Die Erwartungshaltung und ihre Folgen ist ein Thema, das Müller mehr beschäftigt als andere, vielleicht ist er deshalb besonders empfindlich, denn es ist in gewisser Weise auch sein persönliches Thema. „Ich habe bei der WM aufgebaut: Der Müller, der schießt Tore. Daran werde ich jetzt gemessen“, erzählte er gestern. Dass er selbst Tore „als grundsätzlich für mich nicht so wichtig betrachtet“, macht die Angelegenheit nicht einfacher.

Fünfmal hat er bei der WM vor zwei Jahren getroffen - und war darüber selbst überrascht. „Fünf Tore hätte ich nie für möglich gehalten“, sagte er, „da muss schon einiges an Fügung zusammenkommen.“ Wenn dann wie jetzt gegen Portugal (1:0), Niederlande (2:1) und Dänemark (2:1) Müller-Tore ausbleiben, dann bringt ihn das nicht aus der Fassung.
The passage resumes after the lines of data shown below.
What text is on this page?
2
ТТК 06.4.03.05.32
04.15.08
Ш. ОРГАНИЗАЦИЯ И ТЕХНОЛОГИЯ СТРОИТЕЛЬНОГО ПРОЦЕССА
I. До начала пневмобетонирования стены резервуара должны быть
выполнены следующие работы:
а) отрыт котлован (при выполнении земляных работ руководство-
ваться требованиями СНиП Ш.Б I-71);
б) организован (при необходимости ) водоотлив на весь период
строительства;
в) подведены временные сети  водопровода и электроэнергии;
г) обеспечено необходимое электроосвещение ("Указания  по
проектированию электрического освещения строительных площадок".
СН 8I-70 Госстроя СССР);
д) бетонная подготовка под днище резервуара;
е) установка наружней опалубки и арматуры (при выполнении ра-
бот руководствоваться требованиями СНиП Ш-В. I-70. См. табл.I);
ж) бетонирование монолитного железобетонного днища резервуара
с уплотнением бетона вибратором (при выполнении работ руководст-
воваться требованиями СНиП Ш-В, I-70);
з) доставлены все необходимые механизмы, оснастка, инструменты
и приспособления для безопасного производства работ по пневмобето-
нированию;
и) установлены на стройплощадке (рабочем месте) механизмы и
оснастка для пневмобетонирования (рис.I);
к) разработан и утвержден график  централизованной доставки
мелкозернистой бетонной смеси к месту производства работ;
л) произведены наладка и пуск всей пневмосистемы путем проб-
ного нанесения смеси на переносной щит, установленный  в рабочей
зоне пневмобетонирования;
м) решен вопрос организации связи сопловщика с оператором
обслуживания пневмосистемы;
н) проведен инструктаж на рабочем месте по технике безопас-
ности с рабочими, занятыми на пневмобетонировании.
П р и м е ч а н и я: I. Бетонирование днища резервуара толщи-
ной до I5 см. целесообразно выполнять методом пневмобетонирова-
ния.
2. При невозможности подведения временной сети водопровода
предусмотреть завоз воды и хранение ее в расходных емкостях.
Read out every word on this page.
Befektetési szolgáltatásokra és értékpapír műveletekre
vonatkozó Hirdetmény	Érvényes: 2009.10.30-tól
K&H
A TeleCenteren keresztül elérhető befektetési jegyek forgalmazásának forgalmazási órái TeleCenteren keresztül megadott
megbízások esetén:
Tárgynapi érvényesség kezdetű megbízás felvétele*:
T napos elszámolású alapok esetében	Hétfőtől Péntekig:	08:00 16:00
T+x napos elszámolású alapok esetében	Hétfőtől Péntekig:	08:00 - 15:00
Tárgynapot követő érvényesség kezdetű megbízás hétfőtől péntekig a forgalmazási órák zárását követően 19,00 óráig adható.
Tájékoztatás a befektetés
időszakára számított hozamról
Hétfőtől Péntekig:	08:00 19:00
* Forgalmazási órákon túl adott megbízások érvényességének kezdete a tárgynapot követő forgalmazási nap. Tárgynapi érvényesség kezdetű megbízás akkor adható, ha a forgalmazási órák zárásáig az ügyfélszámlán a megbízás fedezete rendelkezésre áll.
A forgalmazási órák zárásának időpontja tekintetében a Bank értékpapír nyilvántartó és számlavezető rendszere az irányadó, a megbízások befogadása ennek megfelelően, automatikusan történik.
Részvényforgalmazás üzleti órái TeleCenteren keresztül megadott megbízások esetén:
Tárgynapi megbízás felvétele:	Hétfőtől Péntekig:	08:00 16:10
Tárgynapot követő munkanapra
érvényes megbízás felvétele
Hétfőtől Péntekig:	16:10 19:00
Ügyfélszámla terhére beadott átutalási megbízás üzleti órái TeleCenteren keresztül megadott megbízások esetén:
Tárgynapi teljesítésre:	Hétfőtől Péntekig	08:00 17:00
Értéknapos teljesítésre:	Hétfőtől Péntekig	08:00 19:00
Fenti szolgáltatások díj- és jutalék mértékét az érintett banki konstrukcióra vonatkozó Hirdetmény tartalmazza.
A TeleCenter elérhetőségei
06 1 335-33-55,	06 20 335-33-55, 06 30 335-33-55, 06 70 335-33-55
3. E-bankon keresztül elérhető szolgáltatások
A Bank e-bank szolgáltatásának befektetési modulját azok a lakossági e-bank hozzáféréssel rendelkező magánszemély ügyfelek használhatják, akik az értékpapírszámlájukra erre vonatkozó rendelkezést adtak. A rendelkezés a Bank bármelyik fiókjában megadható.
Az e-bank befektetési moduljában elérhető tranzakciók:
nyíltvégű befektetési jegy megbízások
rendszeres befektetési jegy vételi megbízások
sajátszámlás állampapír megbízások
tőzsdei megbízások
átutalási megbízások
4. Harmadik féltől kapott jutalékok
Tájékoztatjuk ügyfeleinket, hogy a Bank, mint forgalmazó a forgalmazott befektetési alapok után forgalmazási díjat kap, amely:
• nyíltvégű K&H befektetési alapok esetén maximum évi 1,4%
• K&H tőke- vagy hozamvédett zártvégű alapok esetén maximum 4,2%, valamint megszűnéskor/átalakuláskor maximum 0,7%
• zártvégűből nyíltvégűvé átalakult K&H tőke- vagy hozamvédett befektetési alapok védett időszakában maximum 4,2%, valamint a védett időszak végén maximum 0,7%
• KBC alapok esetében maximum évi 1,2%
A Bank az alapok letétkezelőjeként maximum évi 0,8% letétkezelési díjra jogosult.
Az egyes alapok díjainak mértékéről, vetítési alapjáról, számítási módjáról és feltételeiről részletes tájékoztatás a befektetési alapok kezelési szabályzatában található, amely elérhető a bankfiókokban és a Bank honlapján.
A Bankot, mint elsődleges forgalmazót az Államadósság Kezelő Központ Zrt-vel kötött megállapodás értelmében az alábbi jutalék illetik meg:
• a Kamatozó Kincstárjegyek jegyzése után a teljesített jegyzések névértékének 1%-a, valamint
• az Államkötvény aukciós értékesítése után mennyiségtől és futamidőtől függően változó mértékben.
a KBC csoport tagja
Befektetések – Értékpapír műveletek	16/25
Die Öffentlichkeit aber denkt: Mensch, der Müller ist auch nicht mehr das, was er mal war.

Sich von dieser Last zu befreien, ist nicht einfach für einen, der gerade mal 22Jahre alt ist und in allen drei Spielen gute Aktionen hatte, aber eine riesige Chance wie gegen Dänemark versiebt hatte.

Müller widerspricht nicht, als jemand die Behauptung aufstellt, 2010 wäre der Ball drin gewesen. Eine kleine Einordnung liefert er trotzdem. „Ich erwarte selbst von mir, dass ich da ein Tor mache“, sagte Müller.